WE ONLY GET 1 MOM. I AM TERRIFIED AT THE THOUGHT OF LOSING MY MOM. I WOULD GLADLY GIVE MY LIFE FOR HER. I'VE KNOWN SO MANY PEOPLE WHO HAVE LOST THEIR MOMS BUT NOW I FACE THE SAME REALITY AND I DON'T KNOW HOW TO EVEN IMAGINE IT IN HERE LET ALONE THE REALITY THAT IT COULD HAPPEN SOONER THEN I WANT. I HONESTLY HOPE I DON'T OUTLIVE HER. BUT THIS IS JUST ME BEING SELFISH. NO PARENT SHOULD HAVE TO BURY THEIR CHILD.
SORRY FOR RAMBLING. THERE'S NOTHING I CAN DO BUT PRAY DAILY AND ASK GOD TO HEAL MY MOM AND NOT TO PUNISH HER FOR MY SINS. I ENJOYED TODAYS GOSPEL READING. ANYONE INTERESTED, CHECK OUT: MARK 5: 21-43. IT'S THE PERFECT GOSPEL READING FOR ME TODAY. ALL ABOUT HEALING, FAITH AND THE POWER OF JESUS. BUT I DO BELIEVE THAT MY MOM SUFFERS IN PAIN FOR MY SINS. I WASN'T A GOOD PERSON FOR A VERY LONG TIME AND MY SINS CAN'T BE WASHED AWAY THAT EASY. WE'RE TAUGHT THAT BAPTISM WASHES AWAY ALL OF YOUR PRIOR SIN BUT EVEN IF THATS TRUE, WE, AS HUMANS, CONTINUE TO SIN DAILY. WE ALL DO, EVERY DAY. WELL I THANK YOU FOR LETTING ME RAMBLE. MY HAPPIEST MOMENT OF THIS PAST WEEK WAS WHEN I CALLED MY BROTHER AND BABY LUCY WAS IN THE BACKGROUND TELLING ME, UNCLE ROBBY, I'M GONNA GET SOME CWEAM CWEAM, WITH CANDIES ON TOP. THIS WAS HER WAY OF TELLING ME SHE WAS GETTING ICE CREAM WITH JIMMIES ON TOP. SHE IS A 3 YEAR OLD BALL OF LOVE AND ENERGY. WISH I COULD HAVE HAD THOSE MOMENTS WITH MY DAUGHTER.

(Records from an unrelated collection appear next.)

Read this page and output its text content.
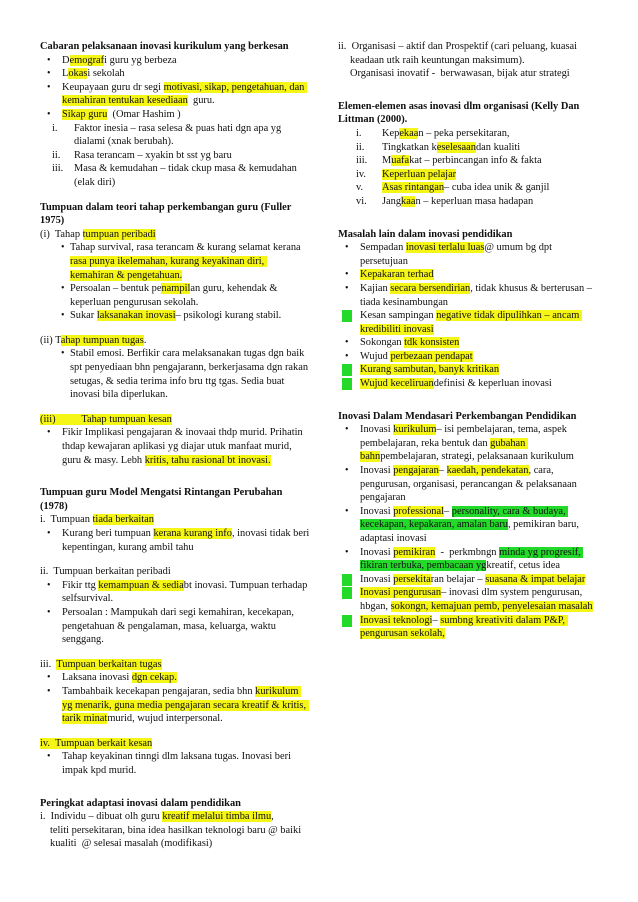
Cabaran pelaksanaan inovasi kurikulum yang berkesan
• Demografi guru yg berbeza
• Lokasi sekolah
• Keupayaan guru dr segi motivasi, sikap, pengetahuan, dan kemahiran tentukan kesediaan  guru.
• Sikap guru  (Omar Hashim )
i. Faktor inesia – rasa selesa & puas hati dgn apa yg dialami (xnak berubah).
ii. Rasa terancam – xyakin bt sst yg baru
iii. Masa & kemudahan – tidak ckup masa & kemudahan (elak diri)
Tumpuan dalam teori tahap perkembangan guru (Fuller 1975)
(i)  Tahap tumpuan peribadi
• Tahap survival, rasa terancam & kurang selamat kerana rasa punya ikelemahan, kurang keyakinan diri, kemahiran & pengetahuan.
• Persoalan – bentuk penampilan guru, kehendak & keperluan pengurusan sekolah.
• Sukar laksanakan inovasi– psikologi kurang stabil.
(ii) Tahap tumpuan tugas.
• Stabil emosi. Berfikir cara melaksanakan tugas dgn baik spt penyediaan bhn pengajarann, berkerjasama dgn rakan setugas, & sedia terima info bru ttg tgas. Sedia buat inovasi bila diperlukan.
(iii)          Tahap tumpuan kesan
• Fikir Implikasi pengajaran & inovaai thdp murid. Prihatin thdap kewajaran aplikasi yg diajar utuk manfaat murid, guru & masy. Lebh kritis, tahu rasional bt inovasi.
Tumpuan guru Model Mengatsi Rintangan Perubahan (1978)
i.  Tumpuan tiada berkaitan
• Kurang beri tumpuan kerana kurang info, inovasi tidak beri kepentingan, kurang ambil tahu
ii.  Tumpuan berkaitan peribadi
• Fikir ttg kemampuan & sediabt inovasi. Tumpuan terhadap selfsurvival.
• Persoalan : Mampukah dari segi kemahiran, kecekapan, pengetahuan & pengalaman, masa, keluarga, waktu senggang.
iii.  Tumpuan berkaitan tugas
• Laksana inovasi dgn cekap.
• Tambahbaik kecekapan pengajaran, sedia bhn kurikulum yg menarik, guna media pengajaran secara kreatif & kritis, tarik minatmurid, wujud interpersonal.
iv.  Tumpuan berkait kesan
• Tahap keyakinan tinngi dlm laksana tugas. Inovasi beri impak kpd murid.
Peringkat adaptasi inovasi dalam pendidikan
i.  Individu – dibuat olh guru kreatif melalui timba ilmu,
teliti persekitaran, bina idea hasilkan teknologi baru @ baiki kualiti  @ selesai masalah (modifikasi)
ii.  Organisasi – aktif dan Prospektif (cari peluang, kuasai
keadaan utk raih keuntungan maksimum).
Organisasi inovatif -  berwawasan, bijak atur strategi
Elemen-elemen asas inovasi dlm organisasi (Kelly Dan Littman (2000).
i. Kepekaan – peka persekitaran,
ii. Tingkatkan keselesaandan kualiti
iii. Muafakat – perbincangan info & fakta
iv. Keperluan pelajar
v. Asas rintangan– cuba idea unik & ganjil
vi. Jangkaan – keperluan masa hadapan
Masalah lain dalam inovasi pendidikan
• Sempadan inovasi terlalu luas@ umum bg dpt persetujuan
• Kepakaran terhad
• Kajian secara bersendirian, tidak khusus & berterusan – tiada kesinambungan
• Kesan sampingan negative tidak dipulihkan – ancam kredibiliti inovasi
• Sokongan tdk konsisten
• Wujud perbezaan pendapat
• Kurang sambutan, banyk kritikan
• Wujud keceliruandefinisi & keperluan inovasi
Inovasi Dalam Mendasari Perkembangan Pendidikan
• Inovasi kurikulum– isi pembelajaran, tema, aspek pembelajaran, reka bentuk dan gubahan bahnpembelajaran, strategi, pelaksanaan kurikulum
• Inovasi pengajaran– kaedah, pendekatan, cara, pengurusan, organisasi, perancangan & pelaksanaan pengajaran
• Inovasi professional– personality, cara & budaya, kecekapan, kepakaran, amalan baru, pemikiran baru, adaptasi inovasi
• Inovasi pemikiran  -  perkmbngn minda yg progresif, fikiran terbuka, pembacaan ygkreatif, cetus idea
• Inovasi persekitaran belajar – suasana & impat belajar
• Inovasi pengurusan– inovasi dlm system pengurusan, hbgan, sokongn, kemajuan pemb, penyelesaian masalah
• Inovasi teknologi– sumbng kreativiti dalam P&P, pengurusan sekolah,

WELL THANK YOU FOR LETTING ME VENT AND TALK ABOUT MY MOM. PLEASE SAY A PRAYER FOR HER. SHE DIDN'T COMMIT MY CRIME AND SHE DESERVES NONE OF THE BLAME, OR PAIN. SHE DEDICATED HER LIFE TO HELPING PEOPLE AND NOW SHE IS THE ONE WHO NEEDS THE HELP. TAKE CARE, HOPE EVERYONE HAS A GOOD 4th OF JULY PICNIC, TREASURE YOUR FAMILY, ESPECIALLY MOM. GOD BLESS, CIAO.